Francja: rząd ogranicza wolność oświaty, episkopat protestuje
Episkopat Francji ostrzega przed łamaniem konstytucyjnej wolności oświaty. W imię walki z islamskim radykalizmem rząd wprowadził tam nowe normy dotyczące otwierania prywatnych placówek oświatowych.
Do tej pory nowa szkoła jedynie rejestrowała swą działalność. Teraz, na mocy dekretu minister edukacji Najat Vallaud-Belkacem, która jest muzułmanką, musi otrzymać uprzednie pozwolenie administracji publicznej.
Kard. Jean-Pierre Ricard, odpowiedzialny w episkopacie za oświatę katolicką, nie wierzy w dobre intencje minister edukacji. Przyznaje, że radykalizm islamskich środowisk we Francji jest realnym problemem. Jednakże rząd nie wykorzystuje istniejących już dziś środków, by walczyć z tą patologią. Nie interesuje go na przykład, kto finansuje te szkoły albo czy dziewczęta i kobiety są w nich traktowane o odpowiedni sposób.

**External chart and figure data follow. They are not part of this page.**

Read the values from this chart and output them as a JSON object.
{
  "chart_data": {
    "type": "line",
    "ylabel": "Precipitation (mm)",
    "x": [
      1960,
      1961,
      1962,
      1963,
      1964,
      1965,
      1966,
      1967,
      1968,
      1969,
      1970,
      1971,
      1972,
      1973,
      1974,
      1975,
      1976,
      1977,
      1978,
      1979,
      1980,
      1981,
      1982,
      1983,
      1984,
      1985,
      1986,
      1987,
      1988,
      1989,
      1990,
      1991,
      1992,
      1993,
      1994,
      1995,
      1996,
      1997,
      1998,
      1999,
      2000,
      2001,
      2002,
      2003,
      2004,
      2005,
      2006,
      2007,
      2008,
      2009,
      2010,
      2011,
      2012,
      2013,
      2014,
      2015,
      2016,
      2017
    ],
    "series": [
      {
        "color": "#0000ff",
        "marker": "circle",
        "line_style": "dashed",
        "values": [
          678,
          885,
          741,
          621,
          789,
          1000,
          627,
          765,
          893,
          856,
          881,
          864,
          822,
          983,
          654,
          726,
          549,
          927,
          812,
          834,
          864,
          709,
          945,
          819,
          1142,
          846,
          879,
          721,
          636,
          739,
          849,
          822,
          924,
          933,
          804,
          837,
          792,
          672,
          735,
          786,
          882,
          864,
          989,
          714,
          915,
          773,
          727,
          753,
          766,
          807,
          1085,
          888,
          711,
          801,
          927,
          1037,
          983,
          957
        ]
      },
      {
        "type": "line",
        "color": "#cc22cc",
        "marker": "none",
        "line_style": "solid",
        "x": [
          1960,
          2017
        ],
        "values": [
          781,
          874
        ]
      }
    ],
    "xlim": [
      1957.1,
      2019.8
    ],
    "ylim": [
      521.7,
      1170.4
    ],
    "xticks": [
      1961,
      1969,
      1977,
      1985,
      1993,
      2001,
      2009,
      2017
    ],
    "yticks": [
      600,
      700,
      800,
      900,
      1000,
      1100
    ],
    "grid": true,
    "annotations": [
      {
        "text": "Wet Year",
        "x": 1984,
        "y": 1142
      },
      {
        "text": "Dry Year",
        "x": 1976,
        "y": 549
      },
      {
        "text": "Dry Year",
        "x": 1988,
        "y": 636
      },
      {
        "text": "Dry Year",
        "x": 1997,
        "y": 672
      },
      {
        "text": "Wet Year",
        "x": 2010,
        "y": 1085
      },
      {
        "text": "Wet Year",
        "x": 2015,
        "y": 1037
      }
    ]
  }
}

Zdaniem metropolity Bordeaux, nowe normy uderzą w szkolnictwo katolickie, które do tej pory dobrze się rozwijało dzięki oddolnym inicjatywom samych rodziców, zabiegających o powstawanie nowych placówek. To skandaliczne, że bez dyskusji w parlamencie, a jedynie na mocy dekretu rząd pozbawia ich konstytucyjnego prawa do decydowania o wychowaniu swych dzieci - powiedział Radiu Watykańskiemu kard. Ricard.
- Zapewnia się nas, co prawda, że wszystko będzie dobrze, że to nas bezpośrednio nie dotyczy. Ale wiemy, że sytuacja bardzo szybko może się zmienić i w administracji będzie ktoś, komu nie spodoba się po prostu otwarcie nowej szkoły. I z jakiegoś biurokratycznego powodu odłoży raz i drugi wydanie zezwolenia. Wiemy, jak to działa. Poprosi o nową dokumentację, będzie przeciągał procedurę, aż w końcu projekt zostanie pogrzebany. Ale w praktyce jest to naruszenie wolności oświaty we Francji. Dlatego episkopat reaguje tak stanowczo. Bo mówi się nam, że to tylko kwestia techniczna, a w rzeczywistości jest to zanegowanie jednej z podstawowych zasad konstytucji, mianowicie wolności oświaty, na której bardzo nam zależy.